X. -Pues bien, conforme al mismo razonamiento -dije-, si la corrupción del cuerpo no implanta en el alma la corrupción propia de ésta, no admitiremos que ella quede destruida por el mal extraño sin la propia corrupción, es decir, lo uno por el mal de lo otro.
-Asi es de razón -dijo.
-Ahora, pues, o refutemos todo esto, como dicho fuera de propósito, o sostengamos, en tanto no esté refutado, que ni por la fiebre ni por otra cualquier enfermedad ni por el degüello ni aunque el cuerpo entero quede desmenuzado en tajos, ni aun así ha de perecer ni destruirse el alma en lo más mínimo; sostengámoslo hasta que alguno nos demuestre que por estos padecimientos del cuerpo se hace ella más injusta o impía. Porque por la aparición en una cosa de un mal que le es extraño, si no se le junta el mal propio, no hemos de dejar que se diga que se destruye el alma ni otro ser alguno.
-Pues en verdad -aseveró- que nadie demostrará jamás esto de que el alma de los que están en trance de morir se haga más injusta por la muerte.

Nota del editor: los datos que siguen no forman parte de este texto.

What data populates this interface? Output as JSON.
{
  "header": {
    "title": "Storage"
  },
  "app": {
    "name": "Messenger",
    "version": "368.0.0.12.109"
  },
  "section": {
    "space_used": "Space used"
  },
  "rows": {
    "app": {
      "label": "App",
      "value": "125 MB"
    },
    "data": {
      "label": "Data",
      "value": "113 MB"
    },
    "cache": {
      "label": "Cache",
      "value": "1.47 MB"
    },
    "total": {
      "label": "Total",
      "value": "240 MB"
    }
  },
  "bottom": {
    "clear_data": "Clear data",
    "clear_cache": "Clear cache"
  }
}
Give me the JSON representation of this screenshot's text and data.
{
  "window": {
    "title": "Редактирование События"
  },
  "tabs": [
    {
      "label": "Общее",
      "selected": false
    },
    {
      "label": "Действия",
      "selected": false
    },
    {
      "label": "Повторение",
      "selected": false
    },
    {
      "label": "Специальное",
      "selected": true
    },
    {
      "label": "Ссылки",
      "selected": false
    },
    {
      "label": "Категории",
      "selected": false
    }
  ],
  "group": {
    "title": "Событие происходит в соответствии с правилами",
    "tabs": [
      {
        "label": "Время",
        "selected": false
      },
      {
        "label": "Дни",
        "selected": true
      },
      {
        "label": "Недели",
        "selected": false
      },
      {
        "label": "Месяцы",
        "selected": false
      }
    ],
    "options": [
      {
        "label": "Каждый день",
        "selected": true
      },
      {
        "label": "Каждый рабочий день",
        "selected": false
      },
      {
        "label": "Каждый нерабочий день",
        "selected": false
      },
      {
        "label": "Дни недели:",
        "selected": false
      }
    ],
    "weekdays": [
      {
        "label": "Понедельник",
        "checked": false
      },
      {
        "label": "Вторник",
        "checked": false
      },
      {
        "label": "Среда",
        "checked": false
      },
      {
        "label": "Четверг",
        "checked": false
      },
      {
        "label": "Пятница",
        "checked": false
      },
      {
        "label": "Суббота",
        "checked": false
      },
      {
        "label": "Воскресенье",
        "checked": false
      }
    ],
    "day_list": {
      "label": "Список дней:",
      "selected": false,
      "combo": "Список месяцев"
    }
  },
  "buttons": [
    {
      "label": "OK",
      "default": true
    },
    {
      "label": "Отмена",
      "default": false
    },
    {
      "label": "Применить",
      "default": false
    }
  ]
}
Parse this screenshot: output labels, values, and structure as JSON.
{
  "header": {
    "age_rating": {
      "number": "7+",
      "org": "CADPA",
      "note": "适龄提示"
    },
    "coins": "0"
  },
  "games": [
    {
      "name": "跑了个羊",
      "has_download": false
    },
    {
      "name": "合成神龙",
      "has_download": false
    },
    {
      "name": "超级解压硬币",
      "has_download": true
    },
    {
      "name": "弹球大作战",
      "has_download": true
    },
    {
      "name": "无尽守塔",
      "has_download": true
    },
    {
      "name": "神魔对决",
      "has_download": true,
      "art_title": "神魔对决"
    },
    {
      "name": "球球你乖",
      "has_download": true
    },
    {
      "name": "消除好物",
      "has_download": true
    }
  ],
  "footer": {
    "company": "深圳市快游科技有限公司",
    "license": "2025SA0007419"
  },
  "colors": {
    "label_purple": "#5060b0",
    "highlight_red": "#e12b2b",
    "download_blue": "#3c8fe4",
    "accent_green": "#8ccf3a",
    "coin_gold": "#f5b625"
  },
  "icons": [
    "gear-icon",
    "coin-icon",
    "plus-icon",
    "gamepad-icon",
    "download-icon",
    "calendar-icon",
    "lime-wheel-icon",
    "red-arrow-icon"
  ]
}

-Pero si alguien --dije yo-, por no ser forzado a reconocer que las almas son inmortales, se atreve a salir al encuentro de nuestro argumento y a decir que el moribundo se hace más perverso y más injusto, en ese caso juzgaremos que, si dice verdad el que eso dice, la injusticia es algo mortal, como una enfermedad, para el que la lleva en sí y, por causa de ello, que es matador por su propia naturaleza, mueren los que la abrazan, los unos en seguida, los otros menos prontamente, pero de manera distinta a aquella en que mueren ahora los injustos a manos de los que les aplican la justicia.
-¡Por Zeus! -exclamó él- La injusticia no aparecería como cosa tan terrible si fuera mortal para el que la abraza, porque sería su escape de los males; más bien creo que se muestra como todo lo contrario, porque mata, si le es posible, a los demás, pero al que la lleva en sí, a ése le hace estar muy vivo y además bien despierto. Tan lejos se halla, según parece, de producir la muerte.
-Bien dicho -observé-; en efecto, si la propia perversión y el mal propio no son bastantes para matar y destruir el alma, el mal ordenado para otro ser estará bien lejos de destruirla ni a ella ni a cosa alguna salvo aquella para la que ese mal esté ordenado.
-Bien lejos, como es natural -dijo-
Y así, si no perece por mal alguno ni propio ni extraño, es evidente que por fuerza ha de existir siempre; y lo que existe siempre es inmortal.